I was watching one of my daily teaching programs and found myself singing, praising, dancing and lifting my hands in the privacy of my home and God spoke to me and said if you can do this here, why can’t you do this at church?  He got me!!  He was right!  If I could do this at home, why couldn’t I do this at church?   If I could weep at home why couldn’t I weep at church?  Church is to be our safety.  Church is to build us up and bring us into community with other believers; church is a safe place for expression.

I needed to break free of the approval of men.  I needed to let God’s light shine through me, on me and all around me.  One morning while getting ready for Church, God again, spoke to my heart and told me that I was going to go for prayer after the service.  I had no idea what I was going to prayer for or even what the service was about.  I immediately laughed and said, nope, I am not doing that.  For me to do that I would have to walk in front of the entire church and then go to someone and ask for prayer.  I would then have to tell them what I need prayer for.   None of those things had I signed up to do when I entered into this relationship with God. 

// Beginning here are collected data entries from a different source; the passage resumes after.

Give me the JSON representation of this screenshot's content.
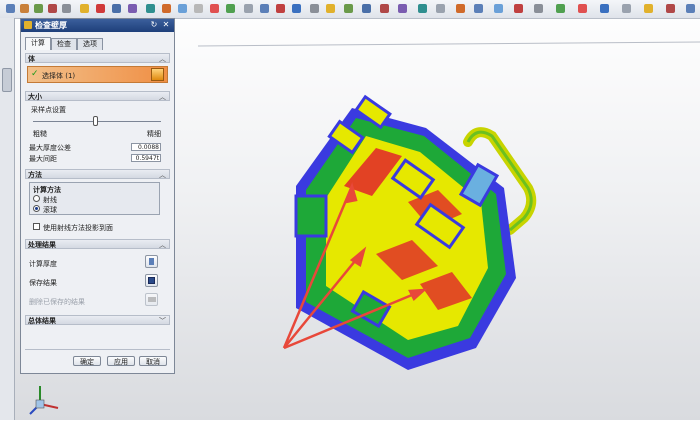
{
  "dialog": {
    "title": "检查壁厚",
    "tabs": [
      "计算",
      "检查",
      "选项"
    ],
    "body": {
      "header": "体",
      "select_label": "选择体 (1)"
    },
    "size": {
      "header": "大小",
      "sample_label": "采样点设置",
      "coarse_label": "粗糙",
      "fine_label": "精细",
      "slider_level": 0.5,
      "max_thickness_tol_label": "最大厚度公差",
      "max_thickness_tol_value": "0.0088",
      "max_spacing_label": "最大间距",
      "max_spacing_value": "0.5947t"
    },
    "method": {
      "header": "方法",
      "group_label": "计算方法",
      "option_ray": "射线",
      "option_sphere": "滚球",
      "selected": "滚球",
      "checkbox_label": "使用射线方法投影到面"
    },
    "results": {
      "header": "处理结果",
      "compute_label": "计算厚度",
      "save_label": "保存结果",
      "delete_label": "删除已保存的结果"
    },
    "summary": {
      "header": "总体结果"
    },
    "buttons": {
      "ok": "确定",
      "apply": "应用",
      "cancel": "取消"
    }
  },
  "colors": {
    "titlebar": "#1e3f7a",
    "arrow": "#e8483a",
    "model_yellow": "#e6e800",
    "model_red": "#e0252a",
    "model_blue": "#3a3ae0"
  }
}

Guess who won?  That’s right.  I found myself standing in the front of the church, telling the pastor’s wife, of all people, that I needed prayer and she began to pray for me.  I could actually feel the Holy Spirit all over me.  I was electric and extremely hot all at the same time.  Oh, and of course, I cried.  Again, I tell this story to show you that hiding your relationship with God to have acceptance from man is only hurting you.

When you decide to worship in secret the God who wants to bless you in the open, you are only hurting yourself.  You are keeping yourself locked in a box of approval and approval of people who are not better than you are.  You are saying that I care more about what Man says of me than I do what God says of me.   We are devaluing the Cross and the man who hung on the Cross, Jesus. 

If we all kept our relationships with God a secret, how would any of us be able to share the love of God with the people around us?  How would God ever be able to use you if you are too ashamed to be his? 

Today, I cry if I need to cry, I praise if I need to praise, I raise my hands to worship my savior if I need to raise my hands.  I will proudly and boldly confess that I am a child of God and that the most important thing in my life is that relationship between me and God.  I will pray at work, I will spread the word of God at work or anywhere else I feel led to do so.   I no longer need to wear a cross around my neck to show that I am a Christian because the Love and Light of Jesus Christ shines through me!!  I am recognized now not by my jewelry but by my life!!